No Country For Auld Men: To mark his 40th birthday, Alan Shipnuck set out on a 10-rounds-in-six-days blitz of Scotland

Scotland Map
Matt Ginella
The Scotland buddies-trip itinerary.

DAY FIVE: NORTH, TO THE LINKS OF DORNOCH

Arriving at Nairn Golf Club the next morning we were all groggy and hung-over emotionally, which led to the trip’s first act of capitulation: a two-man scramble. None of us had the mojo to grind on bad shots. I retained the tempo from that last swing the night before and drove it better than I had all trip.

Nairn begins hard against the beach and has some truly great holes but a letdown was inevitable given where we had just been and where we were headed. It took three and a half hours for Kevin and Tom to thump Matt and I and then we were gone.

Dornoch is one of the game’s great pilgrimages. Half a century ago, Herbert Warren Wind famously wrote, "Royal Dornoch is the most natural course in the world. We, in America, are just starting to appreciate that no golfer has completed his education until he has played and studied Royal Dornoch." It is the course where Donald Ross grew up and he would export many of its hallmarks.

The hour-and-a-half drive was a little melancholy -- we could all feel the trip slipping away. We spent the whole time comparing the courses we had played. These golfy conversations are one of the pleasures of this kind of roadtrip. In the real world, nobody cares about your swing path or wants to haggle about merits of chipping with a hybrid. But here we could immerse ourselves in these conversations without apology.

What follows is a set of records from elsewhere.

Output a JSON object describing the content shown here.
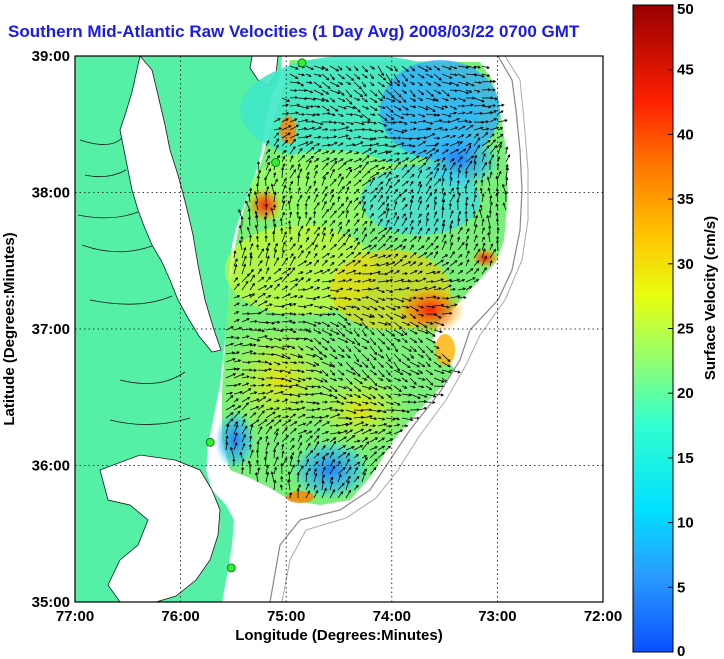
{
  "title": "Southern Mid-Atlantic Raw Velocities (1 Day Avg) 2008/03/22 0700 GMT",
  "map": {
    "xlabel": "Longitude (Degrees:Minutes)",
    "ylabel": "Latitude (Degrees:Minutes)",
    "x_ticks": [
      "77:00",
      "76:00",
      "75:00",
      "74:00",
      "73:00",
      "72:00"
    ],
    "y_ticks": [
      "39:00",
      "38:00",
      "37:00",
      "36:00",
      "35:00"
    ],
    "xlim": [
      -77,
      -72
    ],
    "ylim": [
      35,
      39
    ],
    "grid": "dotted",
    "colors": {
      "land": "#55f0a5",
      "water": "#ffffff",
      "frame": "#000000",
      "arrows": "#000000"
    }
  },
  "colorbar": {
    "label": "Surface Velocity (cm/s)",
    "ticks": [
      "0",
      "5",
      "10",
      "15",
      "20",
      "25",
      "30",
      "35",
      "40",
      "45",
      "50"
    ],
    "range": [
      0,
      50
    ],
    "colormap": "jet"
  },
  "stations": [
    {
      "lon": -74.85,
      "lat": 38.95
    },
    {
      "lon": -75.1,
      "lat": 38.22
    },
    {
      "lon": -75.72,
      "lat": 36.17
    },
    {
      "lon": -75.52,
      "lat": 35.25
    }
  ]
}
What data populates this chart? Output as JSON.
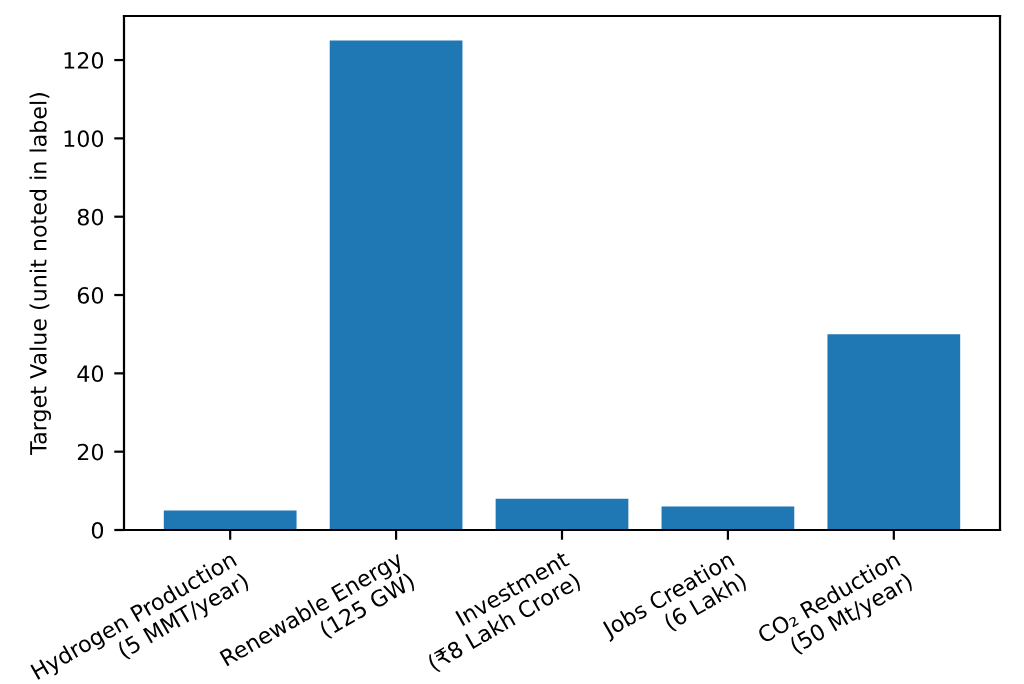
{
  "chart_data": {
    "type": "bar",
    "ylabel": "Target Value (unit noted in label)",
    "categories": [
      "Hydrogen Production\n(5 MMT/year)",
      "Renewable Energy\n(125 GW)",
      "Investment\n(₹8 Lakh Crore)",
      "Jobs Creation\n(6 Lakh)",
      "CO₂ Reduction\n(50 Mt/year)"
    ],
    "values": [
      5,
      125,
      8,
      6,
      50
    ],
    "color": "#1f77b4",
    "ylim": [
      0,
      131.25
    ],
    "yticks": [
      0,
      20,
      40,
      60,
      80,
      100,
      120
    ],
    "grid": false
  }
}
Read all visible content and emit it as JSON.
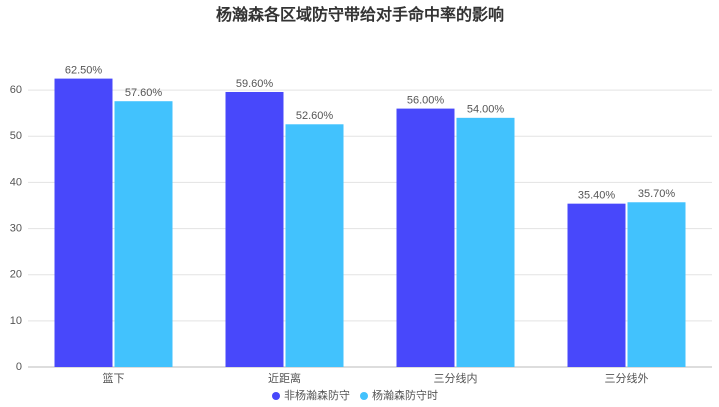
{
  "chart_data": {
    "type": "bar",
    "title": "杨瀚森各区域防守带给对手命中率的影响",
    "categories": [
      "篮下",
      "近距离",
      "三分线内",
      "三分线外"
    ],
    "series": [
      {
        "name": "非杨瀚森防守",
        "color": "#4848fb",
        "values": [
          62.5,
          59.6,
          56.0,
          35.4
        ],
        "value_labels": [
          "62.50%",
          "59.60%",
          "56.00%",
          "35.40%"
        ]
      },
      {
        "name": "杨瀚森防守时",
        "color": "#42c2fd",
        "values": [
          57.6,
          52.6,
          54.0,
          35.7
        ],
        "value_labels": [
          "57.60%",
          "52.60%",
          "54.00%",
          "35.70%"
        ]
      }
    ],
    "ylim": [
      0,
      70
    ],
    "yticks": [
      0,
      10,
      20,
      30,
      40,
      50,
      60
    ],
    "grid": true,
    "legend": "bottom"
  }
}
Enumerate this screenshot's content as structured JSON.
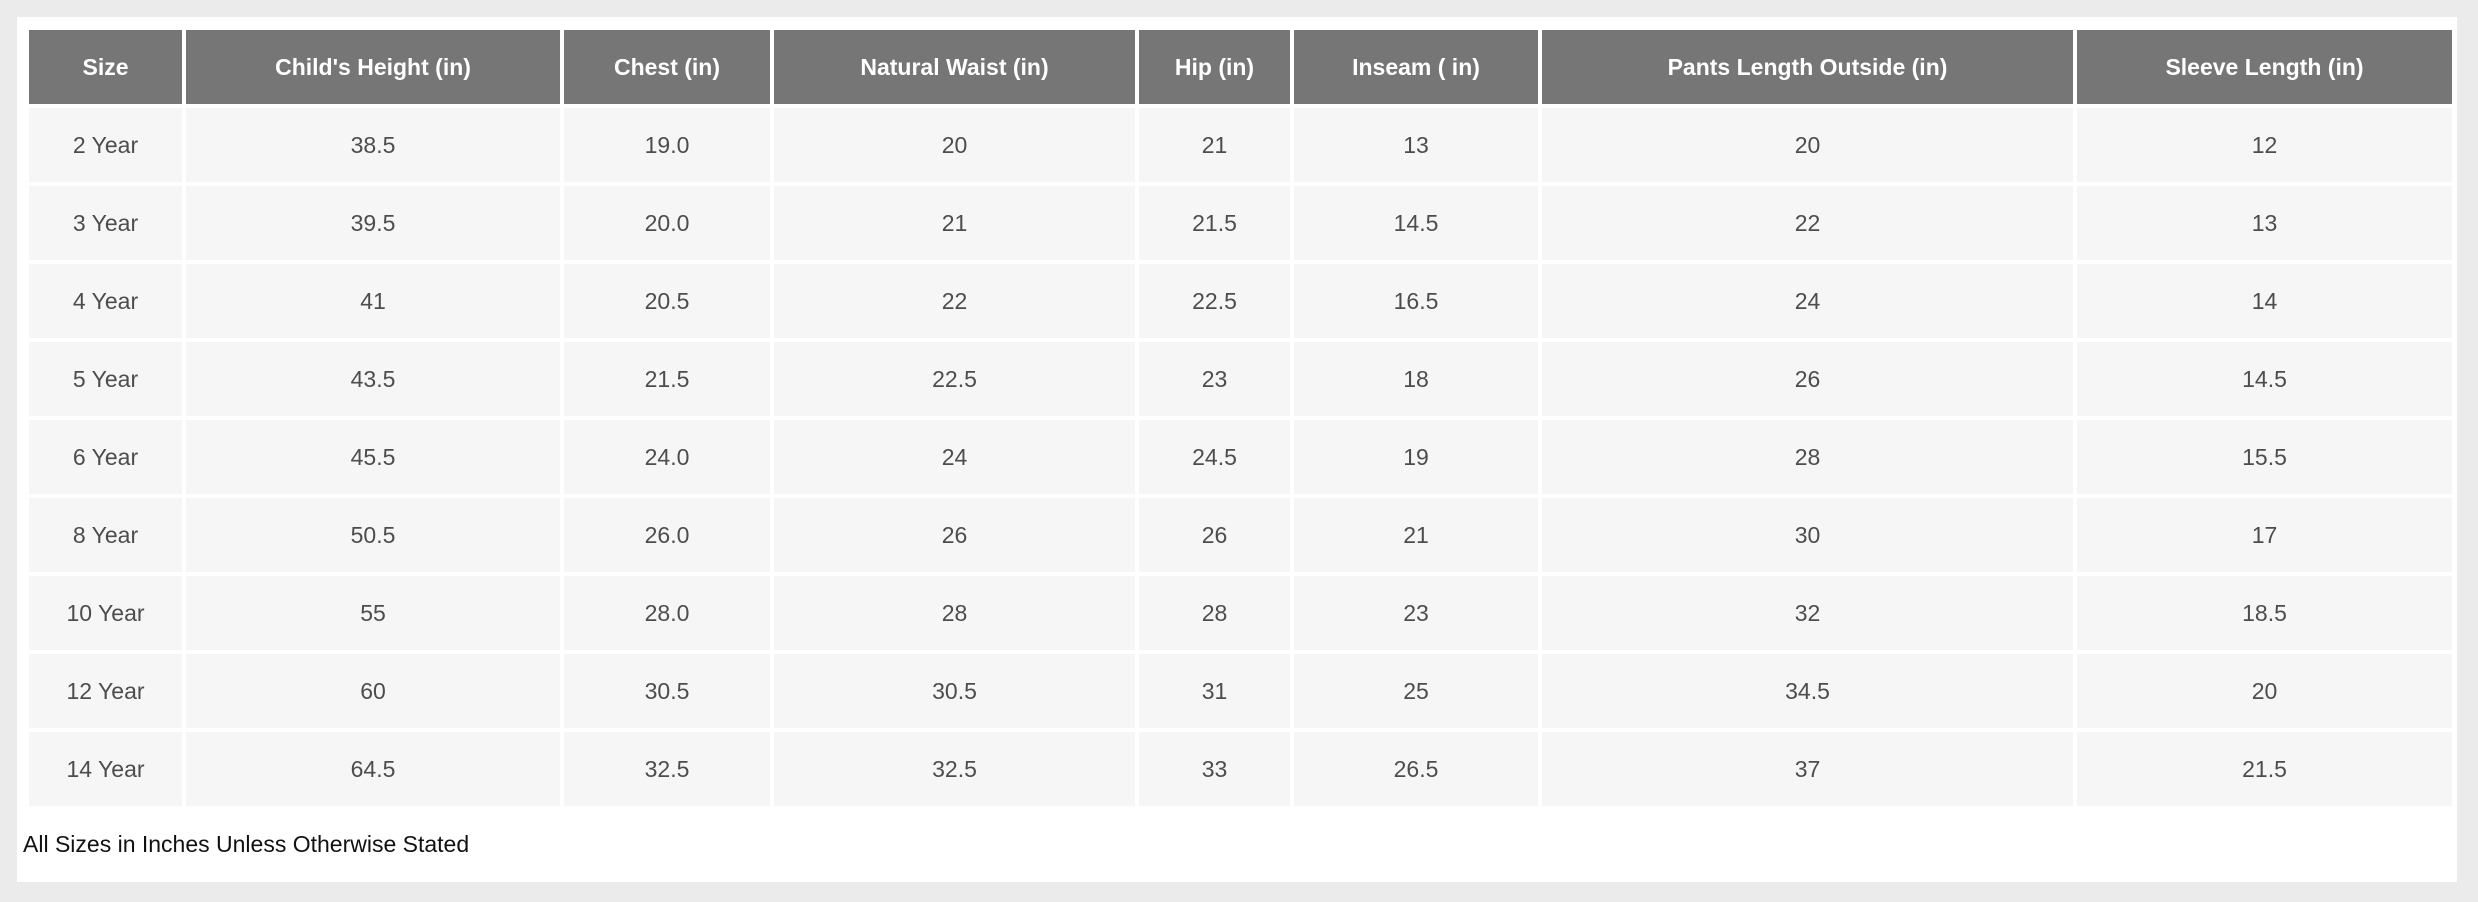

We pulled up to Royal Dornoch hooting and hollering, with the radio blasting. Like Ahab chasing his whale, we’d all gone a little crazy. The upstairs restaurant in Dornoch’s clubhouse is a really cool place to eat lunch -- you’re right on top of the first tee, with views of the coastline beyond. We sat there so long, and ate so much, I was feeling rather logy by the time we were summoned by the starter, who was memorably wearing a kilt. Unfortunately, the first seven holes played straight into some of the strongest winds of the trip -- it was like a punch in the mouth. The second hole, with its severely elevated green framed by gorse and other horrors, was one of the toughest par-3s in Scotland, and it is with great shame that I report Matt won the hole with a triple bogey. I was playing a little better by the sixth hole, a 161-yard par-3. I pured a four-iron that trickled just past the flag. I thought my ball was hiding in a swale, but in fact it had rolled over the back of the green into a collection area with almost no grass that was 15 feet below the putting surface. I wanted to cry.

The eighth hole, with a massive drop-off from fairway to green, is one of the coolest holes we saw. After that the course plays mostly downwind, but that’s not necessarily good news. Dornoch offers great views, spectacular terrain, and gorgeous bunkering, but its most marked feature is the elevated turtleback greens, which Ross would bring to Pinehurst. But you can’t run the ball up to these greens, and downwind if you fly it pin high your ball will skitter over the back. On a calm day Dornoch would be a great challenge, but in 30 mph winds, in our weakened states, it was an unsolvable riddle. Over a late dinner at our B&B, Matt spoke for all of us: “I’m beginning to rethink this itinerary.”

In the room we were sharing, Matt, a famously fastidious scorekeeper, spread out all our scorecards and ran some numbers. In our seven individual matches I was 2-1-4. Amazingly, in the cumulative tally, I had won a mere two more holes than he had. At least, that’s what the cards showed. Now, at this late hour, Matt wanted to revisit our first match at North Berwick West. One of the quirks of that course is that the pro shop is just off the 18th fairway, well within play if you pull your drive, which I did. My ball came to rest on some rocky landscaping framed by a low-hanging chain-link fence. It looked to me like an immovable obstruction, on the order of an on-course ballwasher or bench. Matt had the scorecard in his pocket, which spelled out the local rules, so I yelled across the fairway seeking advice. He said to take a free drop, which I did, making a par that halved the match. Now Matt was saying that I was not entitled to free relief, that it should have been a penalty drop for an unplayable lie, and therefore I really made a bogey to lose the hole and the match. I accused him of pulling a Fred Ridley and trying to rewrite history. He accused me of being a bully like Tiger. In his telling, Matt hadn’t wanted to enforce a penalty because he was “trying to be nice to the trip organizer.” We resolved to call North Berwick the next day for a ruling. Throughout the trip, we had shared a room and our late-night conversations felt like breezy dorm room confessionals. This time, no pleasantries were exchanged at bedtime.